One of your favorite parts of this holiday season as been the Advent calendar (or Alvin calendar, as you call it) that I got you.  It’s your favorite thing to do every morning when you wake up.  A little chocolate treat is the breakfast of champions, I guess.  Your brothers usually do theirs when they get home from school in the afternoon, and we’ve had some learning opportunities about delaying gratification.  You get pretty frustrated when they get their daily treat so long after you had yours that you can’t even remember doing.  One day earlier this week you decided to wait until afternoon to open the little door, and I thought you were really beginning to understand the concept.  That pattern didn’t hold, though.  I think you were just sick and not in the mood to eat anything.

Despite a lingering cough, you are mostly healthy now, and you got to go back to school yesterday.  Your coughs wake me up at night, but you usually sleep through them, so at least you’re getting better-rested again.

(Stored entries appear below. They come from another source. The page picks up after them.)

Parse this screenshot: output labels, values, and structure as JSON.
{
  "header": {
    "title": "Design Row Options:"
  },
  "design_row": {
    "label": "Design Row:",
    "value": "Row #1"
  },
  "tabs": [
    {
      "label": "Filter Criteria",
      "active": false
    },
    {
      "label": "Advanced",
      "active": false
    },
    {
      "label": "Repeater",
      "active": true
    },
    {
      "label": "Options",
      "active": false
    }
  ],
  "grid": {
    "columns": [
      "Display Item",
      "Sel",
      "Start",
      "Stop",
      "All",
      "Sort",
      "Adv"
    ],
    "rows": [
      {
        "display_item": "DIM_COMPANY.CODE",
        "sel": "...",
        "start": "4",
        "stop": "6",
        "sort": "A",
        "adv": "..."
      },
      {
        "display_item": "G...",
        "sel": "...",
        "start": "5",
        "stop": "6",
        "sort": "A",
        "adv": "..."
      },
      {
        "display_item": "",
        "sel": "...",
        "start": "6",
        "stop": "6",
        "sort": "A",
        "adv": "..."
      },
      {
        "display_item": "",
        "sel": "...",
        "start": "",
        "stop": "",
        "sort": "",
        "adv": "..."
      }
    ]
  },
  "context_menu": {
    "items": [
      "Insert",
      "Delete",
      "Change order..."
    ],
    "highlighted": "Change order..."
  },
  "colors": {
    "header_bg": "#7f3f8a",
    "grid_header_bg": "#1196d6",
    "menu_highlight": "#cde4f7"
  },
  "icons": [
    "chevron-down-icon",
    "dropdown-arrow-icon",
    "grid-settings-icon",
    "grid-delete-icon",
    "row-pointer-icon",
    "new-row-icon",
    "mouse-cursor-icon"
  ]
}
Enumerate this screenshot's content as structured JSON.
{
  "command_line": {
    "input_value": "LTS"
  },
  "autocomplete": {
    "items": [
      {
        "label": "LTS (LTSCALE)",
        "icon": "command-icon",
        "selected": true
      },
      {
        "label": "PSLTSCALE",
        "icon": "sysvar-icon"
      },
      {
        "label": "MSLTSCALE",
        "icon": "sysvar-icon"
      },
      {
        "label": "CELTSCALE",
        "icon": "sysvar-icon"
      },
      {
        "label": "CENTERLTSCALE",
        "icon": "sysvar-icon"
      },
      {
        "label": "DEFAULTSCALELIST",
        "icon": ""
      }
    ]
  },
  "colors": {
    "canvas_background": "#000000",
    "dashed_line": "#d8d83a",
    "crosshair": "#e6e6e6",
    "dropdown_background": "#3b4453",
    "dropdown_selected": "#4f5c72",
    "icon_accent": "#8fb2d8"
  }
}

We were waiting around on some information about our home remodeling project, and we held off on the getting a Christmas tree until we knew whether we should put it in our main house or our backup house.  It turns out construction won’t begin until mid-January, so yesterday I went out and got a tree.  It’s usually a family project, but it was already getting late enough in the season that the fresh tree selection was getting meager, and our weekends have been busy with other commitments.  The kind folks at Earl May offered free delivery and even came in and helped me get the tree into the stand, so nobody seemed too disappointed to miss the family outing.  You were just so excited to see the tree in the living room when you got home from school, and you wanted to start decorating it immediately.  We even managed our traditional family dance party to Bob Dylan’s “Must Be Santa” once everybody was home in the evening.  Miles didn’t participate, but at least he emerged from his room and stood sullenly in the corner while the rest of us danced by the tree.

Your current favorites:  the book Potty Palooza, a potty-training tract that we read a lot when you were still building that skill, which you’ve rediscovered as a good bedtime story; playing with your little stuffed deer, Eddie; lemonade; the WiiU game Splatoon; playing the game Miles invented called Great Adventure; and delaying bedtime by suggesting that we chat.

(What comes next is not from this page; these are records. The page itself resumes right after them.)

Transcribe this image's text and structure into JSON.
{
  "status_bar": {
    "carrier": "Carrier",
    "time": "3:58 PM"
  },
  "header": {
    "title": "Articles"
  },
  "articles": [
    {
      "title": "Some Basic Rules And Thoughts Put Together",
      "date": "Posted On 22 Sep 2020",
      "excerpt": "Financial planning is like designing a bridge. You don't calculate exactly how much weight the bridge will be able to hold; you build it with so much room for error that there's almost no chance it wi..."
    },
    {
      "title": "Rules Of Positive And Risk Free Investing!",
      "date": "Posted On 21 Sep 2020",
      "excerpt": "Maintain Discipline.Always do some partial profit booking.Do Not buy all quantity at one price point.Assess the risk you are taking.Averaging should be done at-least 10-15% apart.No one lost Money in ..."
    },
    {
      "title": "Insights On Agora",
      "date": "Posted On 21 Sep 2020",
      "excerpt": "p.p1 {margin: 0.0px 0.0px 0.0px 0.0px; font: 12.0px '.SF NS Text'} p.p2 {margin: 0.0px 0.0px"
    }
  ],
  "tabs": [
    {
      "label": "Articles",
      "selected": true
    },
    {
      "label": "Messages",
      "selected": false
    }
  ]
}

You’re getting so curious and interested in your world.  Over the few minutes when I’ve been trying to write this, you asked two good questions:  1. Why are Christmas tree leaves different than other trees’ leaves? and 2. Why don’t Chip and Dale’s feets get cold?  You see, the little creatures in your video were running around in the snow with no shoes or socks.  It’s a reasonable question.  Next you’ll ask me to subitize how many toes they have.  Maybe we’ll come up with the same answer and maybe we won’t, but you’re always a good partner for a chat.